Integral $\int_{-\infty}^{\infty} \frac{\cos t \sin( \sqrt{1+t^2})}{\sqrt{1+t^2}}dt$

Question

I want to evaluate the integral $$\int_{-\infty}^{\infty} \frac{\cos t \sin( \sqrt{1+t^2})}{\sqrt{1+t^2}}dt$$
I tried using Feynman’s trick and introduced the parameter $e^{-\sqrt{1+t^2} x}$, then differentiating with respect to $x$ under the integral. However I don’t see a good way to evaluate the resulting integral. Is there a contour method?
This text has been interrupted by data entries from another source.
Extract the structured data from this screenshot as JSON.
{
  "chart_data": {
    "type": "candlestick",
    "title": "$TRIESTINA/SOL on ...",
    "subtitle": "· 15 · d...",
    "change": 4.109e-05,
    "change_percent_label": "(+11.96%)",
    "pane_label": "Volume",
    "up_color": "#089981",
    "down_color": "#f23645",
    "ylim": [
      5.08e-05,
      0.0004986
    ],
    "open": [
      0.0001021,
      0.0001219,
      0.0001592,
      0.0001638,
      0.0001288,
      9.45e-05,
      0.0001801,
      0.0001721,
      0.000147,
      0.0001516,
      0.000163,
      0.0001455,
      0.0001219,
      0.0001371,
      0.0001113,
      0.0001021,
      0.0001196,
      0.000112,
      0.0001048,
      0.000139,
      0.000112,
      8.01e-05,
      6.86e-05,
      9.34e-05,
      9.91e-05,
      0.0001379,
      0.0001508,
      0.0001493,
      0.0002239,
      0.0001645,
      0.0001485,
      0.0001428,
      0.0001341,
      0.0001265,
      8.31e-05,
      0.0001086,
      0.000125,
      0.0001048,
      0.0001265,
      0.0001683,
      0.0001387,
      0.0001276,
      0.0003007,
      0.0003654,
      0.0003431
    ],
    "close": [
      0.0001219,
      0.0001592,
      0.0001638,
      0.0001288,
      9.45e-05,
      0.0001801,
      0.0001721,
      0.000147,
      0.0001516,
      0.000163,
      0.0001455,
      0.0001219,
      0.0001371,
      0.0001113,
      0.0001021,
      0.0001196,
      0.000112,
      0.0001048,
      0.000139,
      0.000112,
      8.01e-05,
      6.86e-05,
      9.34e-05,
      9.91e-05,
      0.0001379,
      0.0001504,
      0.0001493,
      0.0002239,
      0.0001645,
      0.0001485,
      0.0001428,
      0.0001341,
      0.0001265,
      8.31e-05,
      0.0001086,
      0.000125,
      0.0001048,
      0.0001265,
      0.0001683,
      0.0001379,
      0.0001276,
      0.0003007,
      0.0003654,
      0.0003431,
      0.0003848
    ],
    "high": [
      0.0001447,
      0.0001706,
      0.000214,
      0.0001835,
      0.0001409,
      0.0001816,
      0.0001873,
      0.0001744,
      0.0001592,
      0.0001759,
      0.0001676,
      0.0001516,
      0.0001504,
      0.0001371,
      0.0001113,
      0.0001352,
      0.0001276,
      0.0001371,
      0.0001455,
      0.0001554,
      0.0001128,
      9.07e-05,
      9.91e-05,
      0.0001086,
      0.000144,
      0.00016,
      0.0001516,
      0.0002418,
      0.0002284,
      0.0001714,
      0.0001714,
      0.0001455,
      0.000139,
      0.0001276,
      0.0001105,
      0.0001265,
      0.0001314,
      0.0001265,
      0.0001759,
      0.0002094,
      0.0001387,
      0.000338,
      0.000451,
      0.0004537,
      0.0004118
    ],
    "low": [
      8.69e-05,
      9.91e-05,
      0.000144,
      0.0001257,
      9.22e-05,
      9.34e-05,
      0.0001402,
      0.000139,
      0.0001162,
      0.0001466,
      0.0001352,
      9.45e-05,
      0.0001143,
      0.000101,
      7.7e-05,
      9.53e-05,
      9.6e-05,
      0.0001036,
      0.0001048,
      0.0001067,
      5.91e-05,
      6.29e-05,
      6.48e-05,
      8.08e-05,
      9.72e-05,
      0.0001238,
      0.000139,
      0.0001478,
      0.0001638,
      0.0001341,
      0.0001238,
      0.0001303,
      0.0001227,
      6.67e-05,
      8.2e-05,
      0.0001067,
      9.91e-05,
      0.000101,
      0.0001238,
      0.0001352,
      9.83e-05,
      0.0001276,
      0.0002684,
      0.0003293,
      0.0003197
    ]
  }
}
This was an AMM problem ($12145$).

Answer 1

You can let $t = \sinh(x)$ to get \begin{align} \int \limits_{-\infty}^\infty \frac{\cos(t) \sin(\sqrt{1+t^2})}{\sqrt{1+t^2}} \, \mathrm{d} t &= \int \limits_{-\infty}^\infty \cos(\sinh(x)) \sin(\cosh(x)) \, \mathrm{d} x = \int \limits_{-\infty}^\infty \frac{1}{2} \left[\sin(\mathrm{e}^{x}) + \sin(\mathrm{e}^{-x})\right] \, \mathrm{d} x \\ &= \int \limits_{-\infty}^\infty \sin(\mathrm{e}^{x}) \, \mathrm{d} x \stackrel{\mathrm{e}^{x} = u}{=} \int \limits_0^\infty \frac{\sin(u)}{u} \, \mathrm{d} u = \frac{\pi}{2} \end{align} using the famous Dirichlet integral and $\sin(a) \cos(b) = \frac{1}{2} [\sin(a+b)+\sin(a-b)]$.